Here are my numbers as of last week:



I am not sure what the NMR is saying; My LDL size is in the large category but the ‘Small LDL-P’ number is high! I have been following keto for 20 months and my numbers last August were much better. Can you give me any insight into these?

Also the Insulin Resistance Score is HIGH (84)! I know I was cheating, especially on nuts, for a month or two but would that have that big of an affect on me! I checked my fasting insulin last August and it was 8.2 so I didn’t expect to be this IR!

The my CRP also went up, it was 1.2 in August 2016 and is now, March 2017, at 1.45.

I guess this may show that just an excess of carbs, and not the sugar, grains or starchy ones, can change your numbers very quickly.


(chris.coote) #78

From a conversation I had with my cardiologist yesterday:
Me: My PCP complained about my LDL. Do you have any concerns with it being elevated? (Ready to talk about additional tests i.e.NMR)
Him: Why would I complain about your LDL? Your numbers are great!

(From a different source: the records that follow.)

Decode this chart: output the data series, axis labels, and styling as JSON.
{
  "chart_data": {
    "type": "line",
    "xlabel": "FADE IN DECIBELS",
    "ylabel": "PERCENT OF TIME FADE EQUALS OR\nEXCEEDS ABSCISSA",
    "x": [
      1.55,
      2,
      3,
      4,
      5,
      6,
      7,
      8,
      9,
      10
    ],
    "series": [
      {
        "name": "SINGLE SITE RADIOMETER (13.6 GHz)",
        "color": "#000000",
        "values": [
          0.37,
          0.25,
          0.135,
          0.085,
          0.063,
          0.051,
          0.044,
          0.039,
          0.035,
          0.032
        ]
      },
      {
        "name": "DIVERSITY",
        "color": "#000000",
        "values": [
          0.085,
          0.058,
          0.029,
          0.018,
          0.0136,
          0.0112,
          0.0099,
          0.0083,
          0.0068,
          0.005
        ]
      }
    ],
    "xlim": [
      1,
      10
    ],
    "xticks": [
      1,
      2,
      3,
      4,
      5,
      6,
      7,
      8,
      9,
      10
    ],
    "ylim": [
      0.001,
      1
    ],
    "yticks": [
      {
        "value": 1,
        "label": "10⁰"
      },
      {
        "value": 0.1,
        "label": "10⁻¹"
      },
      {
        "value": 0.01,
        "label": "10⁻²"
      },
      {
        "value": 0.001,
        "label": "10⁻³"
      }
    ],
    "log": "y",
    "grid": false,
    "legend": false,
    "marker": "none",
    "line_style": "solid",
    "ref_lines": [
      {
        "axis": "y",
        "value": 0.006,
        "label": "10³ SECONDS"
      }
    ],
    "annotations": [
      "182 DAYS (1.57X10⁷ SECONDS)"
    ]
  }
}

So, at least some folks out there are no longer chasing LDL numbers…


(Dave) #79

@ron-coleman I have some comments on your labs, but I want to first understand the context – was this blood draw before or during your fast?


(I am a Dog (Dog's eat until they burst!)) #80

Drawn on the first day of my fast, 13 hours fasted.


(Dave) #81

My notes below assume the diet you had in the 3-5 days before your blood draw was a typical average in both macros and calories. In other words, you didn’t have a lot of unusually high or unusually low calorie days as this will impact the cholesterol test.

A few things—

  • Your LDL-P and -C are not uncommon for a ketogenic diet, though you are likely a hyper-responder (like me)
  • However, your lower HDL-C and higher Triglycerides are unusual for a ketogenic diet

This particular combination I’m seeing with people (this includes my family) who have “leaks” where they are eating to what they think is keto/LCHF but one or more things are creating an insulin spike. In particular, this appears to be more common when one is very successful at being keto most of the time, but with some sudden explosions of glucose after these long stretches.

I’d recommend:

  • Doing a very thorough “audit” of your diet and really track all your nutrition for a while — and I mean everything: food, condiments, beverages, supplements (you may already be doing this
  • You already have a glucometer - consider testing your blood sugar just before a meal as well and two and three hours after.

Further notes:

  • Yes, your IR score is also high for someone on keto, which is likewise why this supports the above theory. Btw, I like the IR score on an NMR more than an A1C given the latter can be easily influenced by red blood cell lifecycle clearance and glucose sparing.
  • Your CRP is fine. It’s a hypersensitive needle that moves very very easily and a 0.1 or even 1.0 difference isn’t anything to be concerned about.